My new article for the Inter Press Service, on the Esclaves au Paradis (Slaves in Paradise) exhibit, Father Christopher Hartley and the state of Haitians laboring in the Dominican Republic, was published yesterday and can be read here. I was going to post it yesterday but thought that, given the situation with Morgan Tsvangirai and the Movement for Democratic Change in Zimbabwe, it could wait until today.

Reuters reports today that Tsvangirai is now in intensive care with a broken skull, after having been released from police custody along with 30 other opposition figures arrested on Sunday. But, given the track record of the Zimbabwe government up until this point, it would appear that this crisis is far from over and continued vigilance is required. Many thanks to all of you who wrote, called or faxed the Zimbabwean embassies in the U.S. and the U.K.

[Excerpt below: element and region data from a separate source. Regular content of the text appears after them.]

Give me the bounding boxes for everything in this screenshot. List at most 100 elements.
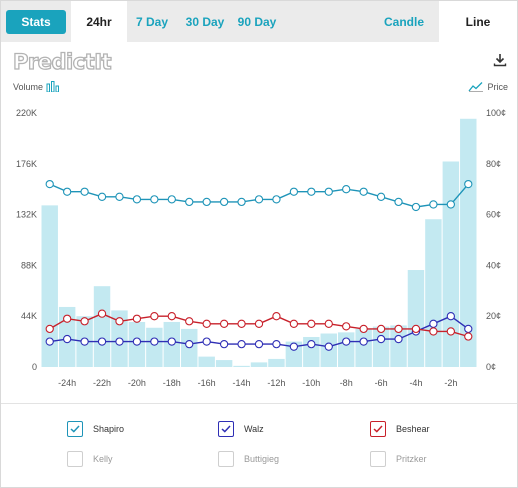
tab-candle[interactable]: Candle (375, 1, 433, 42)
price-point-shapiro (307, 187, 316, 196)
price-point-walz (446, 312, 455, 321)
price-point-walz (324, 342, 333, 351)
price-point-walz (307, 339, 316, 349)
price-point-walz (63, 334, 72, 344)
checkbox-checked-icon[interactable] (67, 421, 83, 437)
price-axis-tick-label: 60¢ (486, 210, 501, 220)
price-point-shapiro (237, 197, 246, 207)
x-axis-tick-label: -22h (93, 378, 111, 388)
price-point-beshear (411, 324, 421, 334)
price-point-shapiro (272, 195, 281, 204)
price-legend: Price (468, 81, 508, 92)
price-point-shapiro (411, 202, 421, 212)
price-label: Price (487, 81, 508, 92)
tab-90-day[interactable]: 90 Day (233, 1, 281, 42)
volume-axis-tick-label: 0 (32, 362, 37, 372)
stats-button[interactable]: Stats (6, 10, 66, 34)
price-point-beshear (307, 319, 316, 328)
price-point-walz (132, 337, 142, 346)
volume-label: Volume (13, 81, 44, 92)
candidate-toggle-shapiro[interactable]: Shapiro (67, 419, 124, 439)
candidate-toggle-buttigieg[interactable]: Buttigieg (218, 449, 279, 469)
checkbox-checked-icon[interactable] (370, 421, 386, 437)
price-point-shapiro (45, 179, 54, 189)
price-point-walz (185, 339, 194, 349)
price-point-shapiro (97, 192, 107, 201)
price-point-walz (80, 337, 89, 346)
checkbox-empty-icon[interactable] (218, 451, 234, 467)
tab-30-day[interactable]: 30 Day (181, 1, 229, 42)
price-point-walz (167, 337, 176, 346)
price-point-walz (254, 339, 264, 349)
price-point-shapiro (324, 187, 333, 196)
price-axis-tick-label: 0¢ (486, 362, 496, 372)
volume-bar (233, 365, 250, 367)
price-axis-tick-label: 80¢ (486, 159, 501, 169)
price-point-beshear (132, 314, 142, 323)
volume-bar (250, 362, 268, 367)
volume-bar (146, 327, 163, 367)
price-point-walz (394, 334, 403, 344)
price-point-beshear (429, 327, 438, 336)
price-point-beshear (464, 332, 473, 341)
price-point-shapiro (202, 197, 211, 207)
price-point-beshear (63, 314, 72, 323)
price-point-beshear (446, 327, 455, 336)
x-axis-tick-label: -24h (58, 378, 76, 388)
candidate-toggle-kelly[interactable]: Kelly (67, 449, 113, 469)
checkbox-empty-icon[interactable] (67, 451, 83, 467)
candidate-name: Beshear (396, 424, 430, 434)
volume-bar (355, 328, 372, 367)
volume-legend: Volume (13, 81, 60, 92)
candidate-name: Pritzker (396, 454, 427, 464)
price-point-beshear (167, 312, 176, 321)
candidate-toggle-beshear[interactable]: Beshear (370, 419, 430, 439)
x-axis-tick-label: -16h (198, 378, 216, 388)
price-axis-tick-label: 40¢ (486, 260, 501, 270)
price-point-beshear (254, 319, 264, 328)
candidate-toggle-walz[interactable]: Walz (218, 419, 264, 439)
volume-bar (198, 356, 215, 367)
price-point-shapiro (342, 185, 351, 194)
price-point-shapiro (446, 200, 455, 209)
price-point-walz (342, 337, 351, 346)
price-point-walz (97, 337, 107, 346)
price-point-shapiro (185, 197, 194, 207)
price-point-shapiro (289, 187, 299, 196)
price-point-beshear (342, 322, 351, 331)
x-axis-tick-label: -4h (409, 378, 422, 388)
price-point-beshear (80, 317, 89, 326)
download-icon[interactable] (493, 53, 507, 67)
price-point-beshear (376, 324, 386, 334)
x-axis-tick-label: -2h (444, 378, 457, 388)
x-axis-tick-label: -20h (128, 378, 146, 388)
x-axis-tick-label: -10h (302, 378, 320, 388)
candidate-name: Walz (244, 424, 264, 434)
volume-bar (425, 219, 442, 367)
price-point-walz (150, 337, 159, 346)
tab-24hr[interactable]: 24hr (71, 1, 127, 42)
volume-axis-tick-label: 176K (16, 159, 37, 169)
x-axis-tick-label: -14h (233, 378, 251, 388)
line-chart-icon (468, 82, 484, 92)
price-point-walz (376, 334, 386, 344)
tab-7-day[interactable]: 7 Day (131, 1, 173, 42)
checkbox-empty-icon[interactable] (370, 451, 386, 467)
price-point-walz (272, 339, 281, 349)
price-point-shapiro (63, 187, 72, 196)
price-point-beshear (115, 317, 124, 326)
volume-bar (407, 270, 425, 367)
price-point-walz (202, 337, 211, 346)
price-point-walz (464, 324, 473, 334)
tab-bar: Stats 24hr 7 Day 30 Day 90 Day Candle Li… (1, 1, 517, 42)
candidate-toggle-pritzker[interactable]: Pritzker (370, 449, 427, 469)
price-point-shapiro (167, 195, 176, 204)
volume-bar (268, 358, 285, 367)
price-point-shapiro (376, 192, 386, 201)
price-point-beshear (324, 319, 333, 328)
candidate-name: Kelly (93, 454, 113, 464)
price-point-shapiro (359, 187, 368, 196)
checkbox-checked-icon[interactable] (218, 421, 234, 437)
tab-line[interactable]: Line (439, 1, 517, 42)
price-point-walz (359, 337, 368, 346)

On a far lighter note, my friend Tracy Quan will be having a reading tonight at East 9th Street’s Manhattan nightspot Solas, for any of those who are in town, celebrating her "special relationship with the Upper East Side," a neighborhood I have never been able to afford to live in (being a Brooklyn and Queens boy) but have visited from time to time.

1 comment:

Tracy Q said...

Hi Michael! Thanks for announcing our event which went nicely, I think. Actually, lots of people are on the Upper E Side because they can't afford to live anywhere else. That's long been the case, but it's more and more true, as other parts of Manhattan, Brooklyn (and probably Queens!) spiral into fashion. There are, of course, different ideas about what constitutes the UES. West of Lexington is astronomically priced, but the area I talk about is closer to York Ave. On the wall of PS 158, you can still see a sign indicating that it was once called Avenue A. If you take a closer look at the street scape and the condition of some buildings, on your next visit, you'll see what I'm talking about... The old working class parts of Yorkville are still present.